第7話 災厄
それから島には、次々と、ありとあらゆる災厄が起こった。
時化で漁が出来ない。サメの集団が海岸付近に現れる。小規模な津波が発生。土砂災害で畑が埋まる。地震で電話が断線する。船便が高波続きで来られずに、燃料不足でディーゼル発電機が止まる。薬品や食料の調達も出来ず、病院は機能を失い、ショッピングセンターは消耗品の棚がカラになる……。
その影には、既に人間だった頃の理性を失った、穢奈が居た。
穢奈は思いつく限りの災害を発生させ、島民を苦しめ、殺しさえした。雇われの権正階は被害者の神葬式に慌ただしく、神社の守りは体の不自由な宵に一任された。
故に、穢奈が、あの忌まわしい境内のある神社も破壊しようとしたが、霊体の朝子と彼女を守る宵の力で、神社に近づくことすら出来ずにいた。
そこまで、穢奈はケガレてしまっていたのだ。
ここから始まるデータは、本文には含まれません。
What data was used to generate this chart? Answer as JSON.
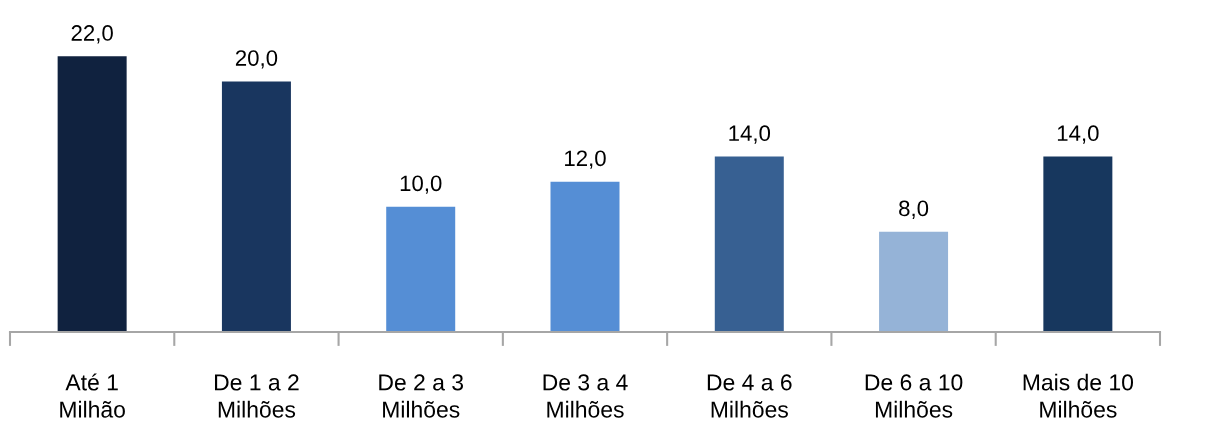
{
  "chart_data": {
    "type": "bar",
    "categories": [
      "Até 1\nMilhão",
      "De 1 a 2\nMilhões",
      "De 2 a 3\nMilhões",
      "De 3 a 4\nMilhões",
      "De 4 a 6\nMilhões",
      "De 6 a 10\nMilhões",
      "Mais de 10\nMilhões"
    ],
    "values": [
      22,
      20,
      10,
      12,
      14,
      8,
      14
    ],
    "colors": [
      "#10223f",
      "#19365f",
      "#558ed5",
      "#558ed5",
      "#376092",
      "#95b3d7",
      "#17375e"
    ],
    "value_labels": [
      "22,0",
      "20,0",
      "10,0",
      "12,0",
      "14,0",
      "8,0",
      "14,0"
    ],
    "tick_labels": "x"
  }
}
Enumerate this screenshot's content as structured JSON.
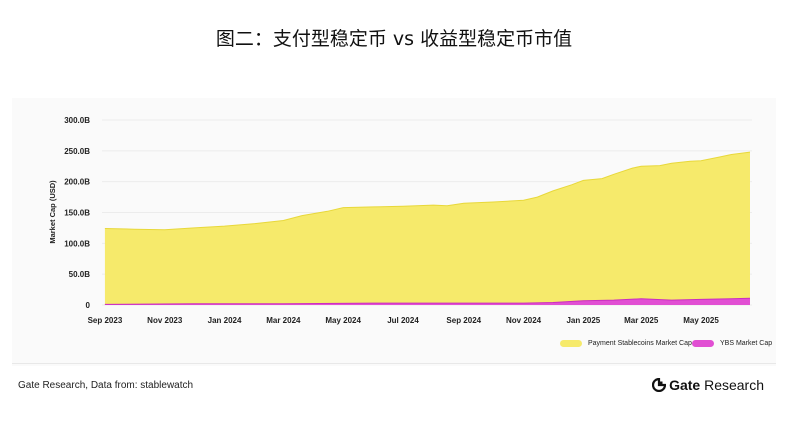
{
  "title": "图二：支付型稳定币 vs 收益型稳定币市值",
  "source": "Gate Research, Data from: stablewatch",
  "brand": {
    "name_bold": "Gate",
    "name_rest": " Research"
  },
  "colors": {
    "payment": "#f6ea6b",
    "payment_stroke": "#e8d83a",
    "ybs": "#e14fd3",
    "ybs_stroke": "#c92fbf"
  },
  "chart_data": {
    "type": "area",
    "title": "图二：支付型稳定币 vs 收益型稳定币市值",
    "xlabel": "",
    "ylabel": "Market Cap (USD)",
    "ylim": [
      0,
      300
    ],
    "y_unit": "B",
    "y_ticks": [
      "0",
      "50.0B",
      "100.0B",
      "150.0B",
      "200.0B",
      "250.0B",
      "300.0B"
    ],
    "x_ticks": [
      "Sep 2023",
      "Nov 2023",
      "Jan 2024",
      "Mar 2024",
      "May 2024",
      "Jul 2024",
      "Sep 2024",
      "Nov 2024",
      "Jan 2025",
      "Mar 2025",
      "May 2025"
    ],
    "grid": true,
    "legend_position": "bottom-right",
    "series": [
      {
        "name": "Payment Stablecoins Market Cap",
        "x": [
          "2023-09-01",
          "2023-10-01",
          "2023-11-01",
          "2023-12-01",
          "2024-01-01",
          "2024-02-01",
          "2024-03-01",
          "2024-03-20",
          "2024-04-15",
          "2024-05-01",
          "2024-06-01",
          "2024-07-01",
          "2024-08-01",
          "2024-08-15",
          "2024-09-01",
          "2024-10-01",
          "2024-11-01",
          "2024-11-15",
          "2024-12-01",
          "2024-12-20",
          "2025-01-01",
          "2025-01-20",
          "2025-02-01",
          "2025-02-20",
          "2025-03-01",
          "2025-03-20",
          "2025-04-01",
          "2025-04-20",
          "2025-05-01",
          "2025-05-20",
          "2025-06-01",
          "2025-06-20"
        ],
        "values": [
          124,
          123,
          122,
          125,
          128,
          132,
          137,
          145,
          152,
          158,
          159,
          160,
          162,
          161,
          165,
          167,
          170,
          175,
          185,
          195,
          202,
          205,
          212,
          222,
          225,
          226,
          230,
          233,
          234,
          240,
          244,
          248
        ]
      },
      {
        "name": "YBS Market Cap",
        "x": [
          "2023-09-01",
          "2023-12-01",
          "2024-03-01",
          "2024-06-01",
          "2024-09-01",
          "2024-11-01",
          "2024-12-01",
          "2025-01-01",
          "2025-02-01",
          "2025-03-01",
          "2025-04-01",
          "2025-05-01",
          "2025-06-01",
          "2025-06-20"
        ],
        "values": [
          1,
          2,
          2,
          3,
          3,
          3,
          4,
          7,
          8,
          10,
          8,
          9,
          10,
          11
        ]
      }
    ]
  }
}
聖域に弾かれて入れない程に。
霊体の朝子には穢奈の姿が見えていた。
(赤い髪に、黒い服の女性の悪魔が、この島を災厄に襲わせています)
(手には大きな黒い鎌をお持ちです。鎌は禍々しい気配に満ちています)
「もし、迷える御霊(みたま)でおられるならば、遷霊祭(せんれいさい)をとり行い、霊璽(れいじ)に御霊を移すべきです。どうして迷っておられるのか、聞き出せますか?」
宵は朝子の霊に呼びかけた。
朝子は穢奈に声をかけた。
(貴女は何者ですか? どうしてこの島を憎んでおられるの?)
(我は禍津雛(まがつひな)。災いを起こす者。ふつふつと湧き上がる怨恨が果てるまで、島に復讐を続ける者)
穢奈はそう答えると、大鎌で朝子に斬り掛った。
朝子は舞扇で応戦する。
(貴女……3人の魂が混ざったものですね)
朝子はするりと身を躱し、大鎌の柄の上にとんと乗った。
(そのうち2人は、神葬式で祀られておられないわ……。1人、男性の魂を感じます。男雛が1人、女雛が2人いらして、3人で1人の姿を保っておられるなんて、異常な状態ですわ)
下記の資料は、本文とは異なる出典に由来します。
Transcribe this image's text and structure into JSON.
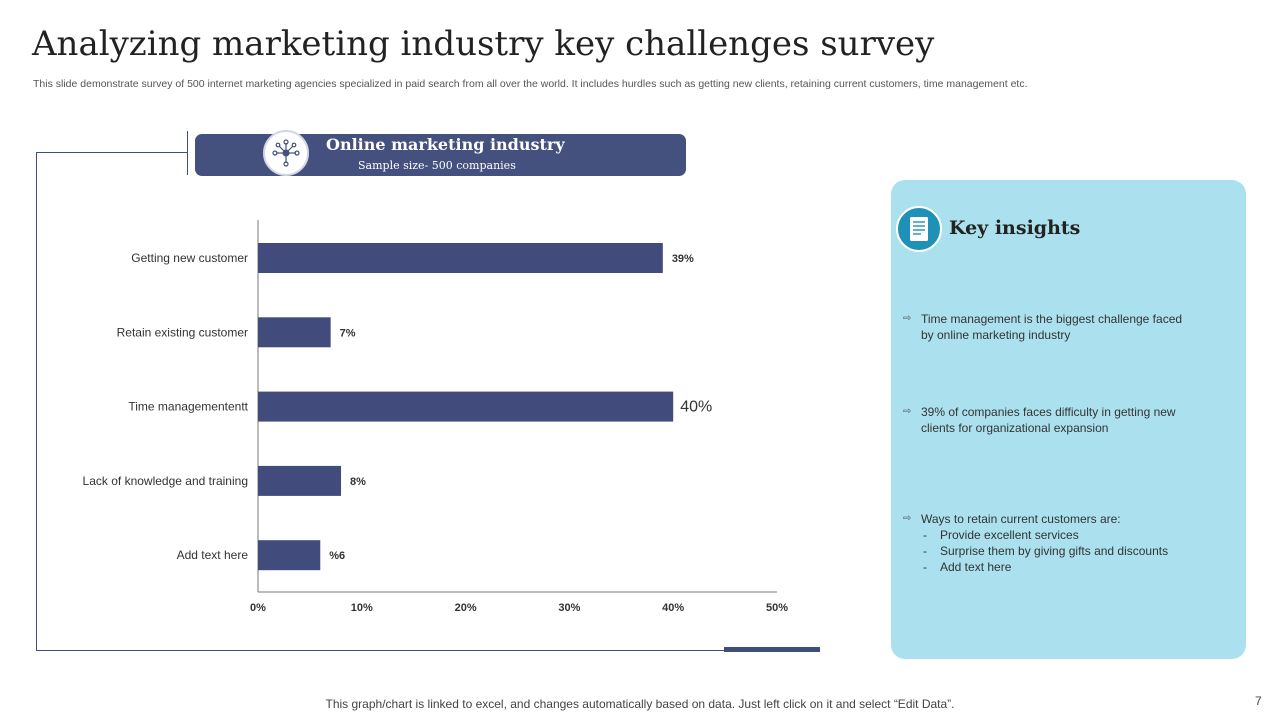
{
  "slide": {
    "title": "Analyzing marketing industry key challenges survey",
    "subtitle": "This slide demonstrate survey of 500 internet marketing agencies specialized in paid search from all over the world. It includes hurdles such as getting new clients, retaining current customers, time management etc.",
    "footnote": "This graph/chart is linked to excel, and changes automatically based on data. Just left click on it and select “Edit Data”.",
    "page_number": "7"
  },
  "banner": {
    "title": "Online marketing industry",
    "subtitle": "Sample size- 500 companies",
    "icon": "network-icon"
  },
  "colors": {
    "bar": "#414c7d",
    "banner": "#44507e",
    "panel": "#abe1ee",
    "panel_icon": "#1f91b6"
  },
  "chart_data": {
    "type": "bar",
    "orientation": "horizontal",
    "title": "",
    "xlabel": "",
    "ylabel": "",
    "categories": [
      "Getting new customer",
      "Retain existing customer",
      "Time managemententt",
      "Lack of knowledge and training",
      "Add text here"
    ],
    "values": [
      39,
      7,
      40,
      8,
      6
    ],
    "data_labels": [
      "39%",
      "7%",
      "40%",
      "8%",
      "%6"
    ],
    "xlim": [
      0,
      50
    ],
    "x_ticks": [
      0,
      10,
      20,
      30,
      40,
      50
    ],
    "x_tick_labels": [
      "0%",
      "10%",
      "20%",
      "30%",
      "40%",
      "50%"
    ],
    "grid": false,
    "highlight_index": 2
  },
  "insights": {
    "title": "Key insights",
    "icon": "document-icon",
    "items": [
      {
        "text": "Time management  is the biggest challenge faced by online marketing industry"
      },
      {
        "text": "39% of companies faces difficulty in getting new clients for organizational  expansion"
      },
      {
        "text": "Ways to retain current customers are:"
      }
    ],
    "sub_items": [
      "Provide  excellent services",
      "Surprise them by giving gifts and discounts",
      "Add text here"
    ]
  }
}
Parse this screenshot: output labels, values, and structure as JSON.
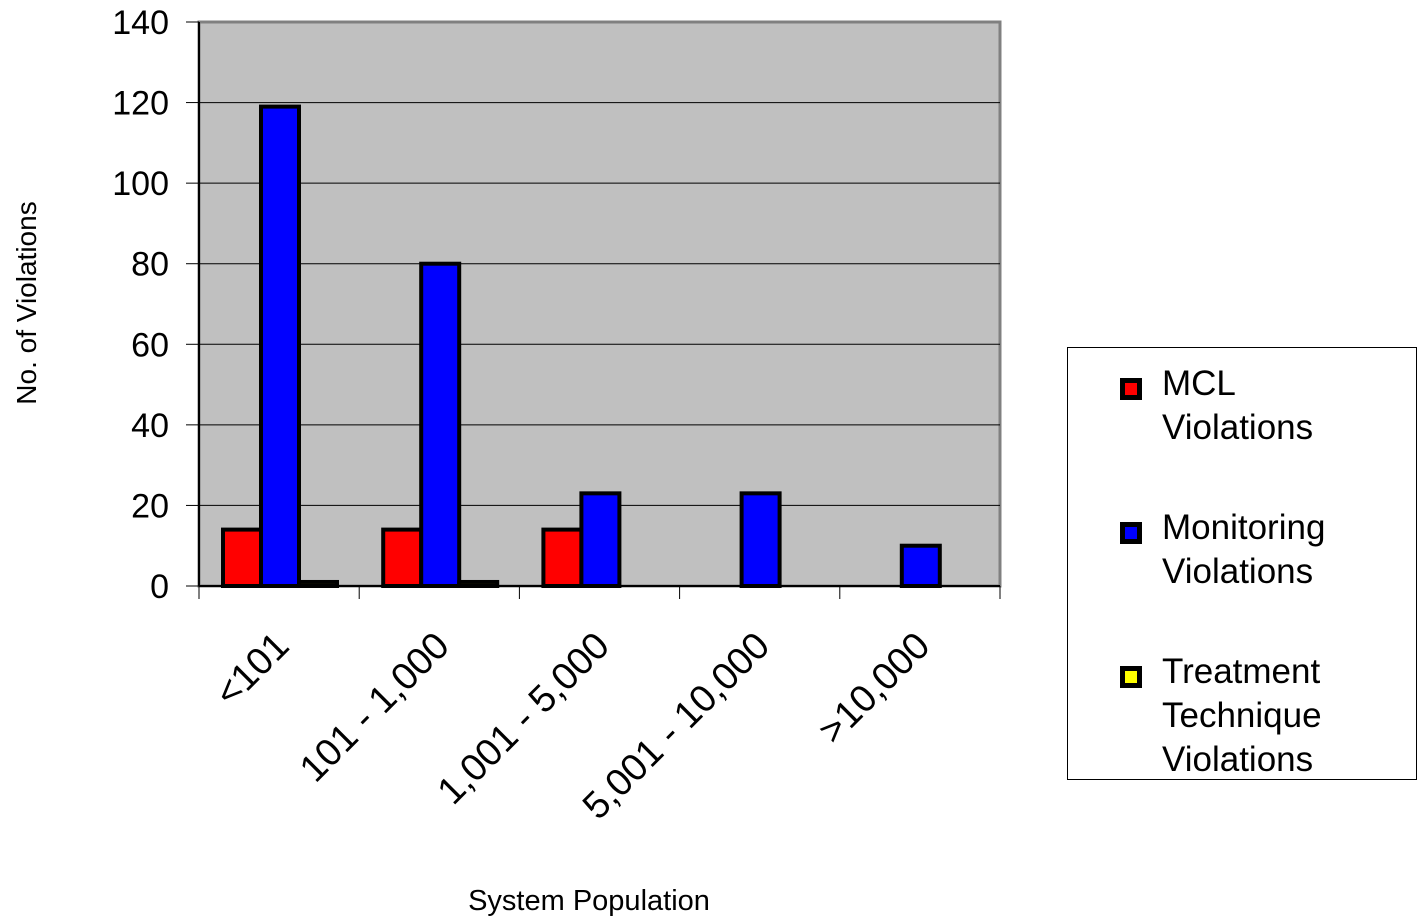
{
  "chart_data": {
    "type": "bar",
    "xlabel": "System Population",
    "ylabel": "No. of Violations",
    "categories": [
      "<101",
      "101 - 1,000",
      "1,001 - 5,000",
      "5,001 - 10,000",
      ">10,000"
    ],
    "ylim": [
      0,
      140
    ],
    "yticks": [
      0,
      20,
      40,
      60,
      80,
      100,
      120,
      140
    ],
    "grid": true,
    "legend_position": "right",
    "plot_background": "#c0c0c0",
    "series": [
      {
        "name": "MCL\nViolations",
        "color": "#ff0000",
        "values": [
          14,
          14,
          14,
          0,
          0
        ]
      },
      {
        "name": "Monitoring\nViolations",
        "color": "#0000ff",
        "values": [
          119,
          80,
          23,
          23,
          10
        ]
      },
      {
        "name": "Treatment\nTechnique\nViolations",
        "color": "#ffff00",
        "values": [
          1,
          1,
          0,
          0,
          0
        ]
      }
    ]
  }
}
(そうね、異常かもね。あたしにはどうでも良いけれどね。この島が滅んで仕舞えば、あたしが何者だろうが、それで良いのよ!)
悪魔はケラケラと笑った。
どうしてもそうは見えなかったけれど、朝子には、穢奈の涙を、悲しみと絶望を、感じとるところがあった。
(貴女はどうしてそんなに悲しそうなのです?)
問いかけた朝子は、流れ込んできた思念に、卒倒しかけた。
あさこぉ、よい、たすけて……。
助けられなかった絵奈の悲鳴。
おねえちゃん、いたいよ……。
届かなかった麻奈の悲鳴。
ぼくは、うまれないまま、しんじゃうの?
名前すらつけられずに絶たれた小さな命。
ああ。
この3人は、絵奈と、麻奈と、麻奈の子供だ。
3人の断末魔の悲鳴なのだ。
絵奈と麻奈が双子の禁忌によって、引き離されたという話は、宵の知識にあった。
本土で麻奈に何があったのか、そこまでは詳しくは分からなかったが、恐らく妊娠したのだろう。男児を身ごもり、何があったのか、母子ともに果てたのだ。
穢奈は憎しみを露わにして、朝子に襲いかかってきた。
(あたしと同じ目に遭わせてやる。あんなに呼んだのに、助けを求めたのに、あんたは来てくれなかった。宵も同罪。ズタズタにしてあげる。魂が歪んで消えたくなるくらい)
(待って)
朝子は舞扇で攻撃を受け流しながら、説得にかかった。
(私達、事故で駆けつけられなかったのです。私は死んでいたし、宵さまも両足を失われて……。そうでなければ、絵奈さんのこと、守り抜きましたわ。境内を穢して、絵奈さんを痛めつけて、……許せませんもの)
(今更なら何とでも言えるよね)
穢奈は朝子の本気を笑い飛ばした。